# Windsurfer making a turn (Centripetal Acceleration)

1. Apr 2, 2009

### eddyy08

"A windsurfer and their board have a total mass of 100 kg. While making a turn downwind, their heading changes from due west to due south over a 5 s time interval. If they maintain a constant speed of 10 m/s while doing this, determine their acceleration while taking the turn."

v=Δx/Δt
10=(2πr/4)/5 assuming his path is a perfect 1/4 of a circle

r=31.8 m

a=v^2/r
a=10^2/31.8

It seems like I've done it correctly, but 3.14 or π doesn't seem correct to me.... please verify if my answer is correct.

2. Apr 2, 2009

### LowlyPion

I think you've got things a little mixed. So let's start with this. In terms of linear acceleration it's 0. Surferdude maintained constant speed.

But in terms of the velocity vector v there was an acceleration due to his change in direction.
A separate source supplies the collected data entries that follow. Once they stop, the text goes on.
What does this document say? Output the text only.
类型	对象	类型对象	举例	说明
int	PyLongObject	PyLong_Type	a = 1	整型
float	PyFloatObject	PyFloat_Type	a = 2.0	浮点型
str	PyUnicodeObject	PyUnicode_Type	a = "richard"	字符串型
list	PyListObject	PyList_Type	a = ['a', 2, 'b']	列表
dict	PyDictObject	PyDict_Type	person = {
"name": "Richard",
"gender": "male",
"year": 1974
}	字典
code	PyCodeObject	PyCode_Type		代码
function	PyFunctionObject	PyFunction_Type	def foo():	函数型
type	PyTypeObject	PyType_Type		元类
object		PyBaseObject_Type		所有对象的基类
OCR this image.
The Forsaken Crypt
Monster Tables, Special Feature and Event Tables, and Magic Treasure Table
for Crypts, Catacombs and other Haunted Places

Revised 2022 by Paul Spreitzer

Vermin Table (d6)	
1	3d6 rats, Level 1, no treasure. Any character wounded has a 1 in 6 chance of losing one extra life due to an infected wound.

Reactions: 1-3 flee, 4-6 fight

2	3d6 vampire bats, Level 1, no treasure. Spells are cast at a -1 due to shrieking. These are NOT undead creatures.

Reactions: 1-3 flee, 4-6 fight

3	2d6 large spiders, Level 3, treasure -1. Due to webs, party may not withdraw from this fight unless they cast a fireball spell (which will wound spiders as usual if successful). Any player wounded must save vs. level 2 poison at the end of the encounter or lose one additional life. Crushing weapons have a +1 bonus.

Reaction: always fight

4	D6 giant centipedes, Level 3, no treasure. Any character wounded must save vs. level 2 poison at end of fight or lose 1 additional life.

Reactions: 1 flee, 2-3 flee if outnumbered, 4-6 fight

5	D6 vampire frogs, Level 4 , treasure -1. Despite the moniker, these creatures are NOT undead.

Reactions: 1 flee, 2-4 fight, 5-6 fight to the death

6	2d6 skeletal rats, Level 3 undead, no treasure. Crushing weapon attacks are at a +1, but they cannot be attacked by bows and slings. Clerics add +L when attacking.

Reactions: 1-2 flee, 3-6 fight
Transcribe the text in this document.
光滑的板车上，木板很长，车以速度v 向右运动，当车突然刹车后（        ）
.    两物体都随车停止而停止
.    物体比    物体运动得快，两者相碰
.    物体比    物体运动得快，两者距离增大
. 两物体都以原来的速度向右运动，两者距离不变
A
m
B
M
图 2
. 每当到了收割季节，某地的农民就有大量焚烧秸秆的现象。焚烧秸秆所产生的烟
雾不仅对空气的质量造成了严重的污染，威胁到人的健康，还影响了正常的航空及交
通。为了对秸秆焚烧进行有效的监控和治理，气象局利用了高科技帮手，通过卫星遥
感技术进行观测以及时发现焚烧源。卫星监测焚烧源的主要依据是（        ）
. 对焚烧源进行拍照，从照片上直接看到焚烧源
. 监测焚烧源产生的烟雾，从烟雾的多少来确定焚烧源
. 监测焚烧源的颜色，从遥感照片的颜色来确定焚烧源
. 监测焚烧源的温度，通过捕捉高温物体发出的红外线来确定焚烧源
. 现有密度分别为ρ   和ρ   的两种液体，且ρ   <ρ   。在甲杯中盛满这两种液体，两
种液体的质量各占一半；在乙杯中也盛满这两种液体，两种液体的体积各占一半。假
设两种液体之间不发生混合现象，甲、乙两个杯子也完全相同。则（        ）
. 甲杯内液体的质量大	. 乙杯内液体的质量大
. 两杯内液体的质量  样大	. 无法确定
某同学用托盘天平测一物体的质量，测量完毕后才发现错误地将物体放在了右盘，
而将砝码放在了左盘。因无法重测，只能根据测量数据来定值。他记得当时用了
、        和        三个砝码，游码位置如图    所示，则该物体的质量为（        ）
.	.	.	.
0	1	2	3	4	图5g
So for acceleration a, we have ...

a = Δv/Δt = Δ<Vx,Vy>/Δt.

Over the 5 sec time period you have

a = Δv/Δt = Δ<10 x,10 y>/5 = Δ<2 x, 2 y>. Directed at 45° to positive x. (East)

3. Apr 2, 2009

### eddyy08

I know that the linear acceleration is 0, what I want to figure out is the centripetal acceleration.

4. Apr 2, 2009

### LowlyPion

In thinking about it, I guess I'm the one that had it mixed. It does seem to indicate that they want the acceleration "while" making the turn not "in" making the turn, and centripetal acceleration is = π as you already found, directed radially.

As the numbers work out you end with R = V2/π which means that V2/R = π

5. Apr 2, 2009

### eddyy08

Thanks a lot I appreciate it :)